Ensuite, nous comptons beaucoup sur le regard que peut porter une tierce personne sur la pratique individuelle, que ce soit le partenaire de l’équipe ou le directeur qui peut être contacté 24 heures sur 24 et qui sait au jour le jour ce qui se passe sur chacun des deux bateaux. Il dialogue en permanence avec les équipes embarquées et n’hésite jamais à se déplacer, même à l’autre bout du pays, en cas de grosses difficultés. Notre désir, ensuite, est de proposer une supervision avec un psychanalyste extérieur, même si c’est un peu compliqué à organiser, l’itinérance de nos bateaux (qui se trouvent entre les Îles anglo-normandes et la Méditerranée) ne se prêtant pas facilement à des rendez-vous fixes. Nous sommes très vigilants, enfin, face à toute ambiance à bord qui pourrait dériver vers des phénomènes de maltraitance institutionnelle. Mais, pour l’année 2002/2003, nous avons surtout eu à déplorer deux agressions physiques contre deux de nos skippers qui par la suite ont démissionné.

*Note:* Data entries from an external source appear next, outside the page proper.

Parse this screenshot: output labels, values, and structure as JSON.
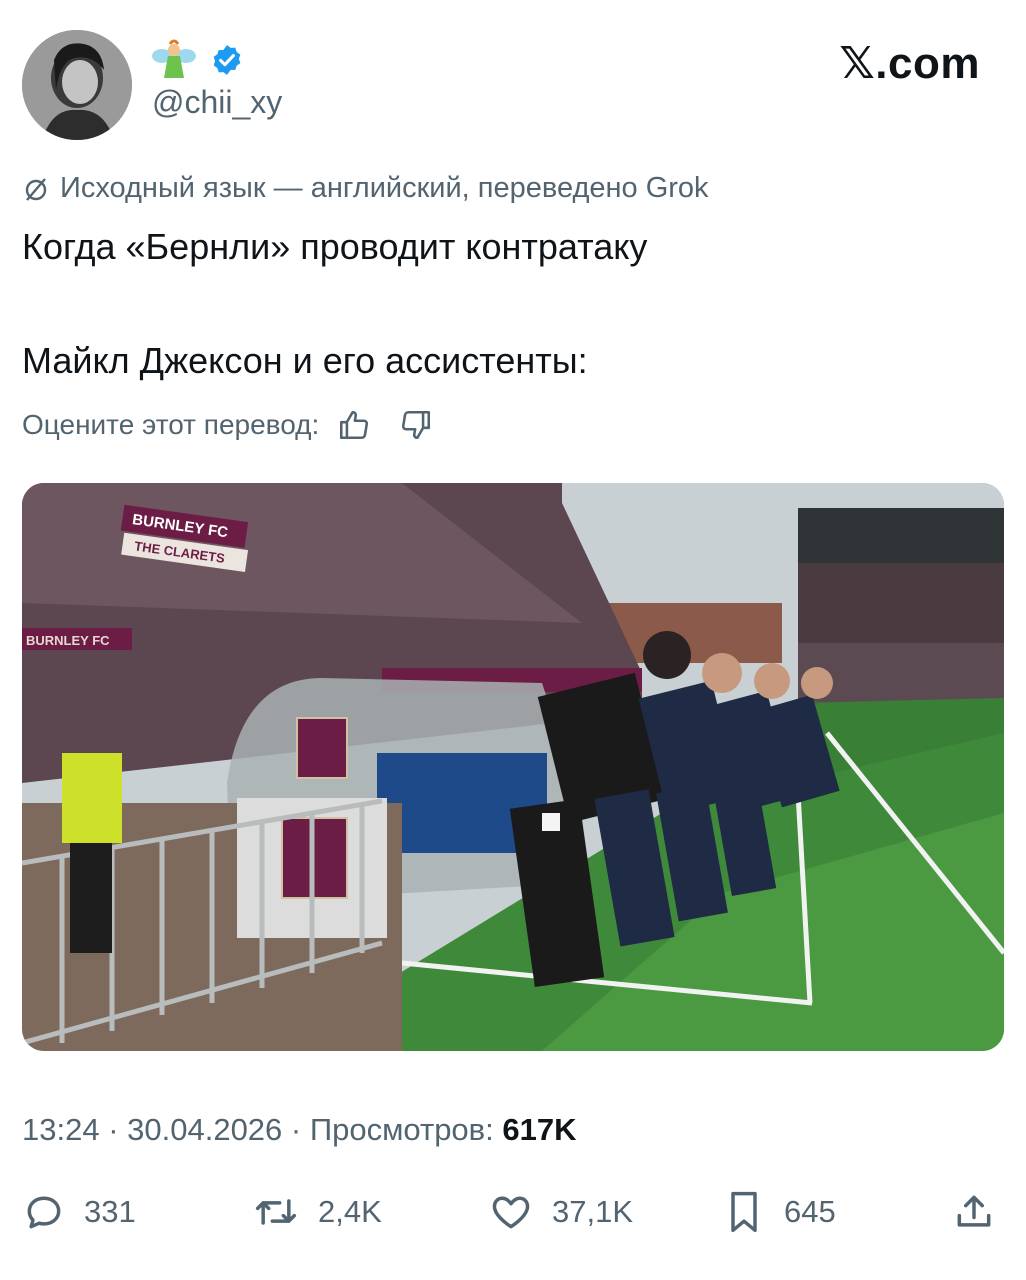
{
  "author": {
    "handle": "@chii_xy",
    "emoji_icon": "fairy-emoji-icon",
    "verified_icon": "verified-badge-icon",
    "verified_color": "#1d9bf0"
  },
  "brand": {
    "logo_text": "𝕏.com"
  },
  "translation": {
    "note": "Исходный язык — английский, переведено Grok",
    "rate_label": "Оцените этот перевод:"
  },
  "tweet": {
    "line1": "Когда «Бернли» проводит контратаку",
    "line2": "Майкл Джексон и его ассистенты:"
  },
  "media": {
    "signs": [
      "BURNLEY FC",
      "THE CLARETS",
      "BURNLEY FC"
    ]
  },
  "meta": {
    "time": "13:24",
    "date": "30.04.2026",
    "views_label": "Просмотров:",
    "views_value": "617K"
  },
  "actions": {
    "replies": "331",
    "reposts": "2,4K",
    "likes": "37,1K",
    "bookmarks": "645"
  },
  "colors": {
    "muted": "#536471",
    "text": "#0f1419",
    "claret": "#6c1d45",
    "pitch": "#3f8a3a"
  }
}
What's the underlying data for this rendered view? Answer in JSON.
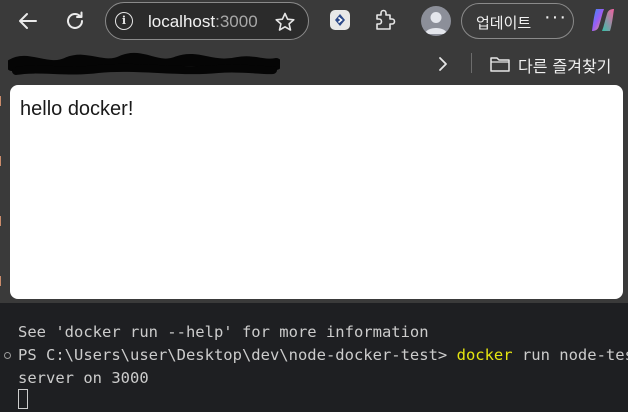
{
  "browser": {
    "address": {
      "host": "localhost",
      "port": ":3000"
    },
    "update_button": "업데이트",
    "more": "···",
    "bookmarks_folder": "다른 즐겨찾기"
  },
  "page": {
    "body_text": "hello docker!"
  },
  "terminal": {
    "line1": "See 'docker run --help' for more information",
    "line2_prompt": "PS C:\\Users\\user\\Desktop\\dev\\node-docker-test> ",
    "line2_cmd": "docker",
    "line2_args": " run node-test",
    "line3": "server on 3000"
  },
  "colors": {
    "terminal_keyword": "#e5e510",
    "terminal_bg": "#1e1f22",
    "browser_chrome": "#3a3a3a"
  },
  "icons": [
    "back-arrow-icon",
    "reload-icon",
    "info-icon",
    "star-icon",
    "extension-icon",
    "puzzle-icon",
    "profile-avatar-icon",
    "copilot-icon",
    "chevron-right-icon",
    "folder-icon"
  ]
}
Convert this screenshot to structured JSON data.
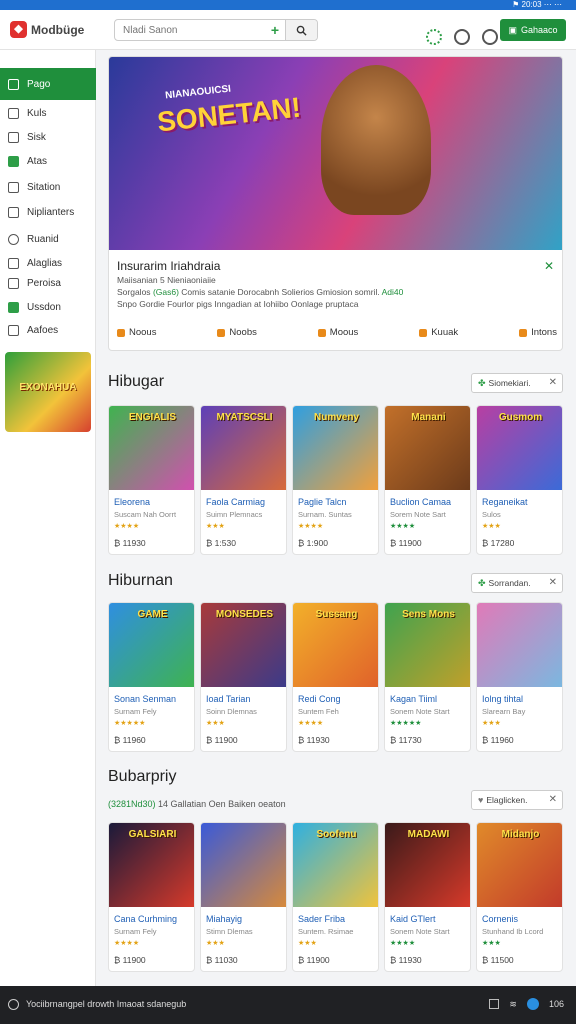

Le turn-over dans votre personnel est élevé. Il vous est arrivé, en outre, de licencier plusieurs fois des éducateurs. N’est-ce pas là le signe d’un malaise dans votre établissement ?

Bien au contraire, je considère ce turn-over comme salutaire. Nous plaçons le personnel dans des conditions de travail très exigeantes. Il faut envisager des coupures temporaires leur permettant de souffler ou bien des carrières qui soient chez nous plutôt courtes, du fait de la fatigue accumulée et de la tension qui est permanente. C’est vrai que nous ne transigeons pas sur les positions éducatives adoptées autour des nombreuses transgressions qu’adoptent traditionnellement les jeunes (alcool, drogue etc.). Ce qui, en d’autres lieux et face à d’autres publics, pourrait être traité avec plus de souplesse, ne justifie là, d’aucune forme de banalisation. Il nous est arrivé de nous séparer de professionnels qui soit ont manqué de vigilance, soit ont craqué en n’arrivant plus à s’opposer. Cela n’invalide en rien leur compétence, mais était sans doute la manifestation d’un point de rupture qu’eux-mêmes n’avaient pas forcément perçu. Notre séparation s’est alors faite à l’amiable.

Votre prix de journée est élevé. Quelle garantie de transparence donnez-vous en matière de bonne utilisation des fonds publics et d’efficacité éducative ?

Nous souhaitons la plus grande transparence sur cette utilisation des fonds publics. L’intégralité de nos dépenses fait l’objet du contrôle de la DRPJJ. Le moindre achat d’un crayon à papier donne lieu à une facture justificative. En 2002, nous avons été l’objet d’un audit, ce que nous considérons comme légitime : tout le personnel et les jeunes pris en charge ont été entendus. Toutefois, nous gagnerions en démocratie, si ce n’était pas les mêmes personnes qui étaient à la fois ordonnateurs, payeurs et contrôleurs. Il est dommage, en outre, que cette intervention se concentre sur les aspects financiers et administratifs, car nous sommes demandeurs d’échanges sur la prise en charge éducative et le sens de notre action.

Concernant notre efficacité, nous pouvons évoquer un chiffre : en 2002, notre taux de remplissage a été de 90 %, ce qui est un bon résultat pour un public particulièrement fugueur. Mais, si nous savons garder les jeunes qui nous sont confiés, cela ne signifie pas que notre action soit automatiquement pertinente à leur égard. Nous avons et nous aurons toujours des questions à débattre avec nos partenaires. Nous ne possédons pas d’outil d’évaluation sur le devenir des jeunes que nous avons eus en charge. Nous avons des échos positifs sur certains d’entre eux qui ont pu bénéficier d’un projet individualisé après leur sortie de notre CER. Notre action leur a permis de se révéler à eux-mêmes et de réintégrer la société par une autre porte que la délinquance.